Editor’s Note: This story contains a spoiler about “Harry Potter and the Cursed Child.”

Story highlights

Book from stage play came out over the weekend

Fans were thrilled after nine years, but critics were underwhelmed

CNN  — 

By now you should know the “Harry Potter” drill.

Purchase the book, stay up all night reading, feel all of your feelings and tweet about it.

“Harry Potter and the Cursed Child” came out to much fanfare over the weekend, and the world is now divided into two groups: those who have finished reading it and those who have not.

But there was no shortage of emotion from both sides.
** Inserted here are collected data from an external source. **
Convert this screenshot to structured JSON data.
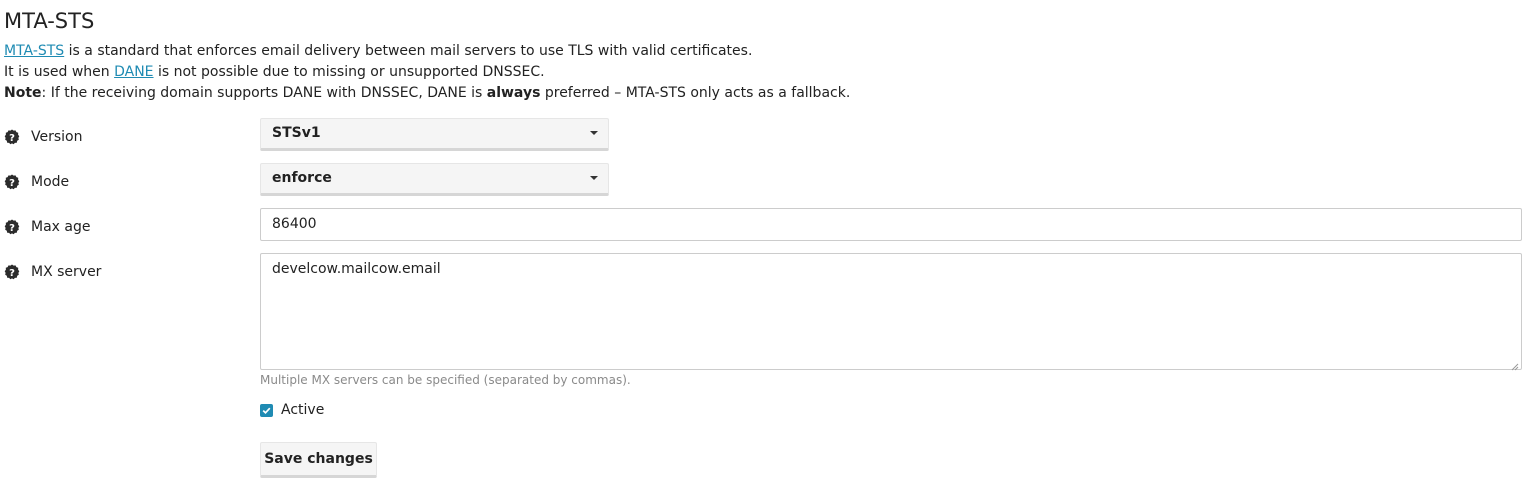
{
  "section": {
    "title": "MTA-STS"
  },
  "description": {
    "line1_link": "MTA-STS",
    "line1_text": " is a standard that enforces email delivery between mail servers to use TLS with valid certificates.",
    "line2_prefix": "It is used when ",
    "line2_link": "DANE",
    "line2_suffix": " is not possible due to missing or unsupported DNSSEC.",
    "line3_note": "Note",
    "line3_text_a": ": If the receiving domain supports DANE with DNSSEC, DANE is ",
    "line3_bold": "always",
    "line3_text_b": " preferred – MTA-STS only acts as a fallback."
  },
  "form": {
    "version": {
      "label": "Version",
      "value": "STSv1"
    },
    "mode": {
      "label": "Mode",
      "value": "enforce"
    },
    "max_age": {
      "label": "Max age",
      "value": "86400"
    },
    "mx_server": {
      "label": "MX server",
      "value": "develcow.mailcow.email",
      "help": "Multiple MX servers can be specified (separated by commas)."
    },
    "active": {
      "label": "Active",
      "checked": true
    },
    "save_label": "Save changes"
  },
  "icons": {
    "help": "help-circle-icon",
    "caret": "caret-down-icon",
    "check": "check-icon"
  },
  "colors": {
    "accent": "#1f8bb3",
    "text": "#222222",
    "muted": "#8a8a8a"
  }
}
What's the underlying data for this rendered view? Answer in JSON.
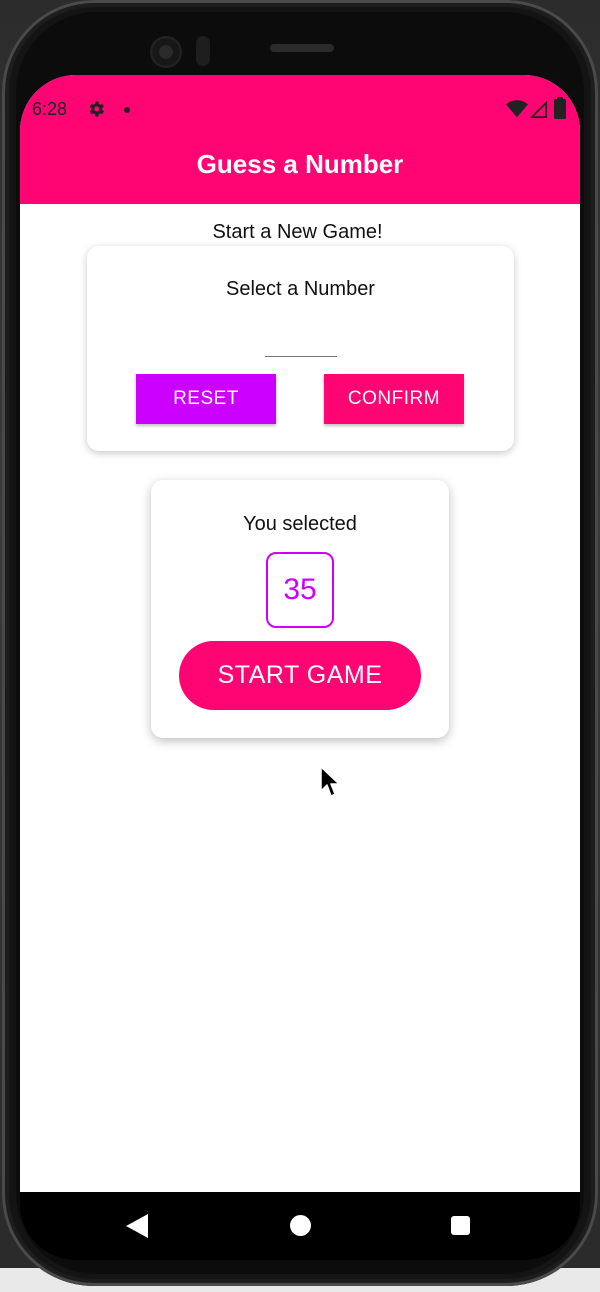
{
  "status_bar": {
    "time": "6:28",
    "icons": [
      "gear-icon",
      "notification-dot-icon",
      "wifi-icon",
      "signal-icon",
      "battery-icon"
    ]
  },
  "header": {
    "title": "Guess a Number",
    "background_color": "#ff0473"
  },
  "main": {
    "subtitle": "Start a New Game!",
    "input_card": {
      "label": "Select a Number",
      "input_value": "",
      "reset_label": "RESET",
      "confirm_label": "CONFIRM"
    },
    "selected_card": {
      "label": "You selected",
      "number": "35",
      "start_label": "START GAME"
    }
  },
  "navigation": {
    "icons": [
      "back-icon",
      "home-icon",
      "recents-icon"
    ]
  },
  "colors": {
    "primary": "#ff0473",
    "accent": "#cc00ff"
  }
}
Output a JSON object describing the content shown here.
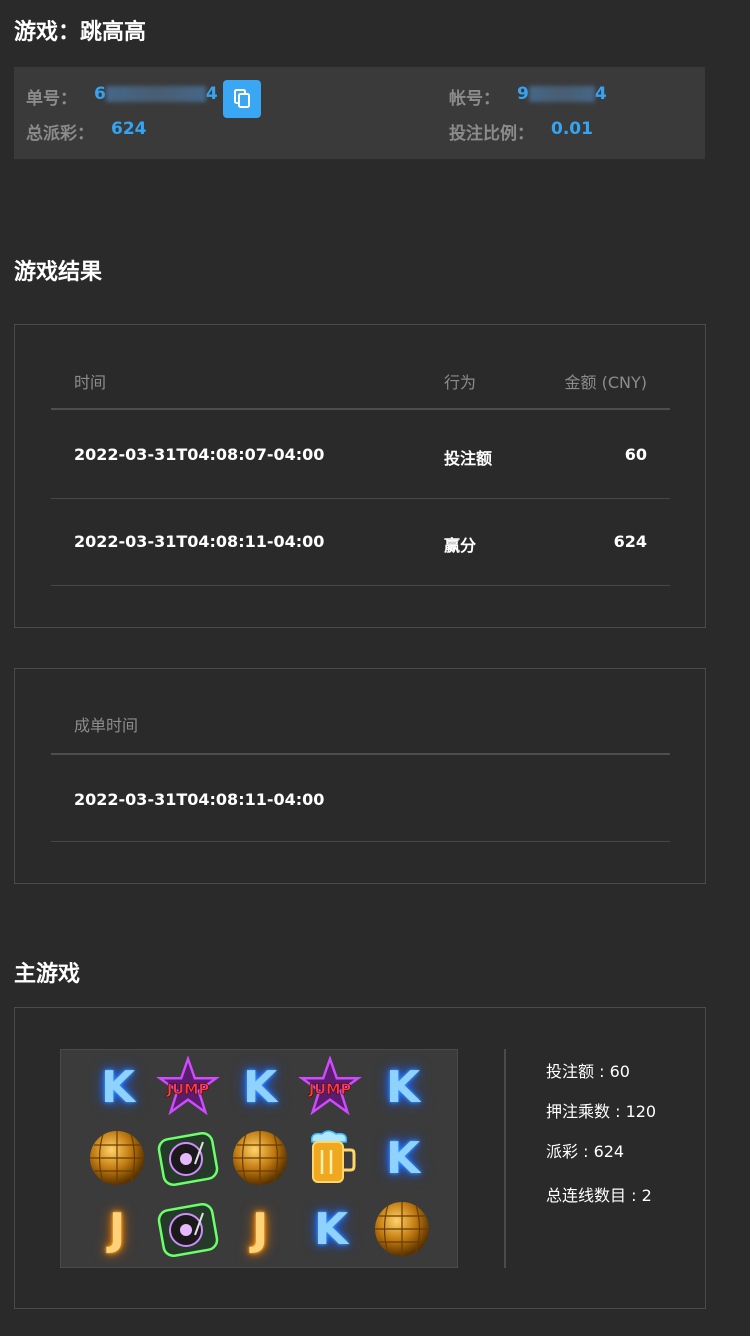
{
  "header": {
    "title": "游戏：跳高高"
  },
  "order": {
    "order_no_label": "单号：",
    "order_no_start": "6",
    "order_no_end": "4",
    "account_label": "帐号：",
    "account_start": "9",
    "account_end": "4",
    "total_payout_label": "总派彩：",
    "total_payout_value": "624",
    "bet_ratio_label": "投注比例：",
    "bet_ratio_value": "0.01"
  },
  "results": {
    "title": "游戏结果",
    "columns": [
      "时间",
      "行为",
      "金额 (CNY)"
    ],
    "rows": [
      {
        "time": "2022-03-31T04:08:07-04:00",
        "action": "投注额",
        "amount": "60"
      },
      {
        "time": "2022-03-31T04:08:11-04:00",
        "action": "赢分",
        "amount": "624"
      }
    ],
    "completion_header": "成单时间",
    "completion_time": "2022-03-31T04:08:11-04:00"
  },
  "main_game": {
    "title": "主游戏",
    "reels": [
      [
        "K",
        "JUMP",
        "K",
        "JUMP",
        "K"
      ],
      [
        "DISCO",
        "TURNTABLE",
        "DISCO",
        "BEER",
        "K"
      ],
      [
        "J",
        "TURNTABLE",
        "J",
        "K",
        "DISCO"
      ]
    ],
    "symbol_labels": {
      "jump": "JUMP"
    },
    "stats": {
      "bet": "投注额 : 60",
      "multiplier": "押注乘数 : 120",
      "payout": "派彩 : 624",
      "lines": "总连线数目 : 2"
    }
  },
  "colors": {
    "background": "#2a2a2a",
    "accent": "#35a4f2",
    "copy_button": "#3aa7f4",
    "label_gray": "#8b8b8b"
  },
  "icons": {
    "copy": "copy-icon"
  }
}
‘Harry Potter and the Cursed Child’ has magical midnight release

The book comes from the script for a West End play based on an original story by J.K. Rowling, Jack Thorne and John Tiffany and written by Thorne.

But anything Harry Potter is magical – especially for fans who got their last literary fix with “Harry Potter and the Deathly Hallows” in July 2007.

“LOOK HOW HAPPY I AM,” tweeted one person along with photos of herself clutching a copy of the book.

As with any cultural phenomena in the social media age, there has been plenty of fawning, dissing and irritation about spoilers.

Critics weren’t as swept away by the latest project.

“The big problem is ‘The Cursed Child’ is less an original story than a remix of the existing Potter mythology,” Andy Lewis wrote in The Hollywood Reporter. “The been there, done that feeling to the whole thing is its greatest weakness.”

Jessica Contera of The Washington Post noted that while the play may work, the publication “as a mere script, where everything besides dialogue is written as bland stage commands (“Albus is sleeping in a pew. Ginny is watching him carefully. Harry is looking out the opposite window”), it feels nothing like the detailed-filled paragraphs of the Rowling we love.

“It’s more like sneaking a peek at her unfinished notes or finding a fetching piece of fan fiction,” she said. “The magic is stunted.”

One of the biggest complaints from fans appears to be not what is in the book but rather what isn’t.

Teddy Lupin, Potter’s godson and the son of Remus Lupin and Nymphadora Tonks, does not make an appearance.

Teddy was part of the “Nineteen Years Later” epilogue in the final chapter of “Harry Potter and the Deathly Hallows,” which also serves as the kickoff for the new book. There has been some chatter about his disappearing act in “Cursed Child.”

One reader simply tweeted, “where’s teddy tho #CursedChild.”